Is there something wrong with the commands that I used to run the program? Any help would be appreciated. Thank you!

maickrau commented 3 years ago

Hi, the commands for vg and GraphAligner look perfectly fine. The same issue has happened before in some machines. It seems to be related to the perfect hashing used in the minimizer index. There's no resolution yet but you can try running in a different machine.

jmonlong commented 3 years ago

Hi, I'm having the same issue on different graphs (one made by minigraph or and one by cactus).

When you say different machines, do you think different docker images could work? Or is it related to the machine running the GraphAligner container that I'm running?

FYI, I was using the biocontainers images when I got the error.

Thanks for your help

jmonlong commented 3 years ago

Just an update: I've tried different ways of making the docker container but am still getting the same bug.

I tried building GraphAligner from source; images that start from Ubuntu 18.04 and 20.04; building the docker container on the same machine where I run it (instead of building locally and pushing to quay.io).

Anything else I could try?

subwaystation commented 3 years ago

Are there any updates here @maickrau ?

lingliao commented 1 year ago

I met the same issue, any suggestion about how to solve the problem will be appreciated!!

Mirkocoggi commented 1 year ago

I have the same problem. Is there some news?

maickrau commented 1 year ago

Has this occurred only when using docker or also without docker?

jzhang-dev commented 1 month ago

I got the same issue when using GraphAligner installed using conda (within a Docker container).

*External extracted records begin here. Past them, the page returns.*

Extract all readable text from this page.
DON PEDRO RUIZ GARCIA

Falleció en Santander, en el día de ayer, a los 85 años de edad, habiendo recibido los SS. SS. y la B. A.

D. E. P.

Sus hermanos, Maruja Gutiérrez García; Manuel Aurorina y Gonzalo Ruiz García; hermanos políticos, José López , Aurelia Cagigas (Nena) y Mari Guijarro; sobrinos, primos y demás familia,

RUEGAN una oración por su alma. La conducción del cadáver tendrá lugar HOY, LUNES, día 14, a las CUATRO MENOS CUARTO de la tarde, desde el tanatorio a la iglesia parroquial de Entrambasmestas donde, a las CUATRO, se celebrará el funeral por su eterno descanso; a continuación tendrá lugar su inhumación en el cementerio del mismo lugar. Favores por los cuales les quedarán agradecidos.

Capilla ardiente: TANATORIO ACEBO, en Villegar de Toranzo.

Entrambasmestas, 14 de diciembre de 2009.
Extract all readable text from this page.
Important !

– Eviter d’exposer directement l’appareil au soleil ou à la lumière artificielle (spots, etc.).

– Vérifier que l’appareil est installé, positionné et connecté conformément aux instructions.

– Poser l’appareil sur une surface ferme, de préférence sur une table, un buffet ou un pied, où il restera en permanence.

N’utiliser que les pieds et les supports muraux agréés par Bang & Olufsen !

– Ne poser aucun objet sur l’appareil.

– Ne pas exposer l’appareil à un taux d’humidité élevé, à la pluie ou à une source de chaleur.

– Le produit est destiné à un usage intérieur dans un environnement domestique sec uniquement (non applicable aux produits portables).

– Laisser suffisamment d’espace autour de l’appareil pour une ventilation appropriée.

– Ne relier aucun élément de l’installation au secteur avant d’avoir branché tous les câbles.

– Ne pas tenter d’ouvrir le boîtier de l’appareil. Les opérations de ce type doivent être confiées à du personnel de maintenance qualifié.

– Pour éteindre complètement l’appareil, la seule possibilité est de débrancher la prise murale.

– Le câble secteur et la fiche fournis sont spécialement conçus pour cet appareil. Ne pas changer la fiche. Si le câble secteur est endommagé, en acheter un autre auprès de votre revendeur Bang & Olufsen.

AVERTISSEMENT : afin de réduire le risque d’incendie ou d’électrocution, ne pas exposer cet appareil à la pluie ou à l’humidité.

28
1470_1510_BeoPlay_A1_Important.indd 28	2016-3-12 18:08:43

Detailed message below:

GraphAligner bioconda 1.0.19-
GraphAligner bioconda 1.0.19-
Load graph from data/bcalm/HG002_MGISEQ/k=51/reference.dbg.gfa
Build alignment graph
Build minimizer seeder from the graph
GraphAligner: /xxx/.snakemake/conda/fadfd70e68957df3eb7f3b74a04d8124_/include/sdsl/int_vector.hpp:1351: sdsl::int_vector<<anonymous> >::reference sdsl::int_vector<<anonymous> >::operator[](const size_type&) [with unsigned char t_width = 0; reference = sdsl::int_vector_reference<sdsl::int_vector<0> >; size_type = long unsigned int]: Assertion `idx < this->size()' failed.

The command I used is:

GraphAligner \
          -g {input.gfa} \
          --corrected-out {output.fasta} \
          --corrected-clipped-out {output.clipped_fasta} \
          -a {output.gaf} \
          -f {input.reads} \
          -t 30 \
          -x dbg \
          -C 500000

This seems also related to #27 .

Any help would be appreciated.